But to find these mentions, Chick-fil-A (or any QSR, for that matter) has to sift through hundreds if not thousands of customer reviews every day, many of them written with poor (or no) grammar and what Addy called “mixed sentiments and off-topic musings.” In other words, references to legitimate foodborne illness issues are often hidden amid hyperbole, misspellings, and other facets of modern communication.

Hence, more AI. Chick-fil-A has developed a custom AI platform that’s hosted on Amazon’s AWS Comprehend, a natural language processing service that will check data from Chick-fil-A’s social media channels every 10 minutes and filters for over 500 related keywords like “nausea” and “food poisoning.” The system can then uses machine learning to check the sentiment of the feedback and determine its legitimacy. In the case of legitimate issues, the system notifies store managers.

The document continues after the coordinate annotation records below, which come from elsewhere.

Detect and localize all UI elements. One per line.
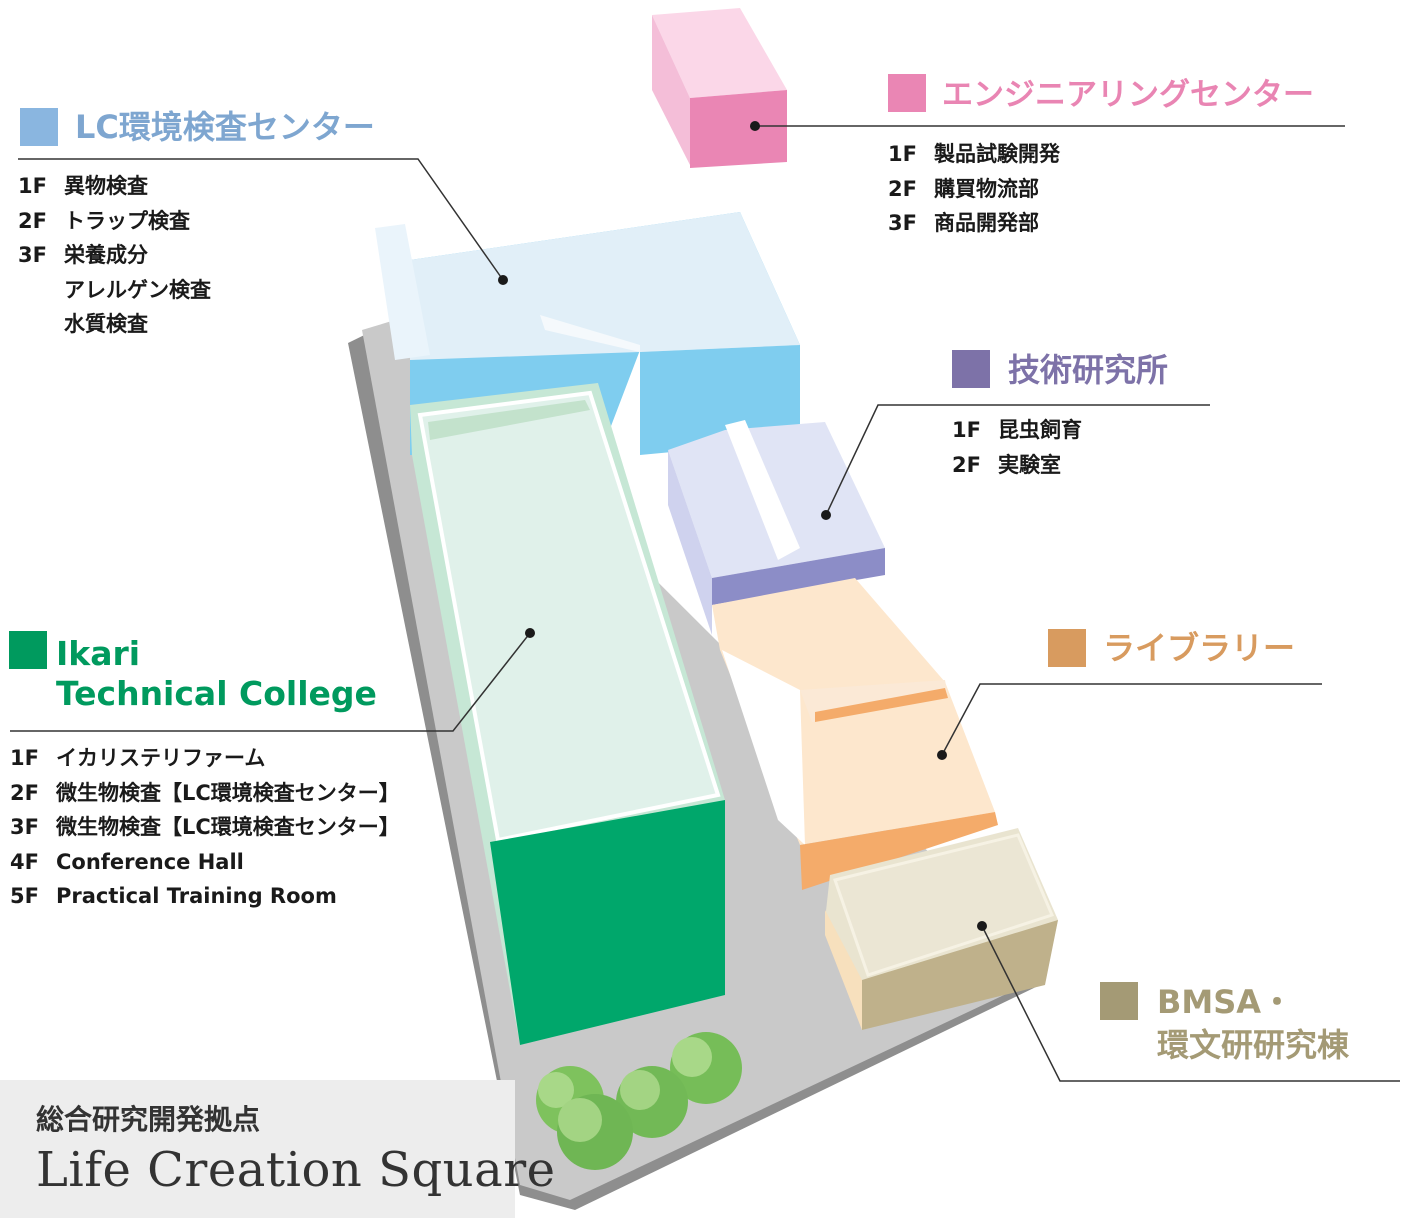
- floor-row: アレルゲン検査: [64, 277, 211, 302]
- tech-institute-title: 技術研究所: [1008, 351, 1169, 389]
- college-title-line1: Ikari: [56, 634, 141, 673]
- tree-4: [557, 1094, 633, 1170]
- leader-dots: [498, 121, 987, 931]
- lc-center-title: LC環境検査センター: [75, 108, 375, 146]
- tree-3: [616, 1066, 688, 1138]
- library-leader: [941, 683, 1322, 756]
- library-title: ライブラリー: [1103, 629, 1296, 667]
- floor-row: 水質検査: [64, 312, 148, 336]
- bmsa-building: [825, 828, 1058, 1030]
- lc-center-leader: [18, 158, 504, 281]
- engineering-center-building: [652, 8, 787, 168]
- footer-subtitle: 総合研究開発拠点: [36, 1103, 261, 1136]
- engineering-center-swatch: [888, 74, 926, 112]
- college-swatch: [9, 631, 47, 669]
- bmsa-title-line1: BMSA・: [1157, 983, 1294, 1021]
- college-title-line2: Technical College: [56, 674, 377, 713]
- library-building: [712, 578, 998, 890]
- bmsa-title-line2: 環文研研究棟: [1157, 1026, 1350, 1064]
- library-swatch: [1048, 629, 1086, 667]
- tech-institute-leader: [825, 404, 1210, 516]
- tech-institute-swatch: [952, 350, 990, 388]
- college-leader: [10, 632, 531, 732]
- engineering-center-title: エンジニアリングセンター: [942, 77, 1314, 113]
- footer-panel: [0, 1080, 515, 1218]
- tech-institute-building: [668, 420, 885, 635]
- lc-center-swatch: [20, 108, 58, 146]
- tree-2: [670, 1032, 742, 1104]
- trees: [536, 1032, 742, 1170]
- bmsa-swatch: [1100, 982, 1138, 1020]
- bmsa-leader: [981, 925, 1400, 1082]
- leader-lines: [10, 125, 1400, 1082]
- footer-title: Life Creation Square: [36, 1142, 556, 1198]
- college-building: [410, 383, 725, 1045]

At the end of 2018, researchers at Google and Harvard unveiled a somewhat similar model called FINDER that uses machine learning to scan anonymous and aggregated data on searches that indicate food poisoning (e.g., “stomach bug”) from users who save location data onto their phones. It uses that information to pinpoint restaurants which are potential sources of foodborne illness, then notifies the city’s health department. FINDER is still in pilot mode; tests have so far taken place in Chicago and Las Vegas.

Chick-fil-A says its system currently operates on 78 percent accuracy and that the company is working with Amazon to improve those numbers. Since machine learning is a type of AI that learns over time rather than needing to be programmed, the hope is that it can gradually improve its ability to both detect keywords and also determine if they come from legitimate complaints about food illness.

Once it’s done that, AI’s job ends. Restaurant operators and managers have to take that information and decide how to act on it, at least for now. With humans and robots/AI starting to work side by side in an increasing number of restaurant settings, AI could not only track down foodborne illnesses, but also help to prevent them in the first place.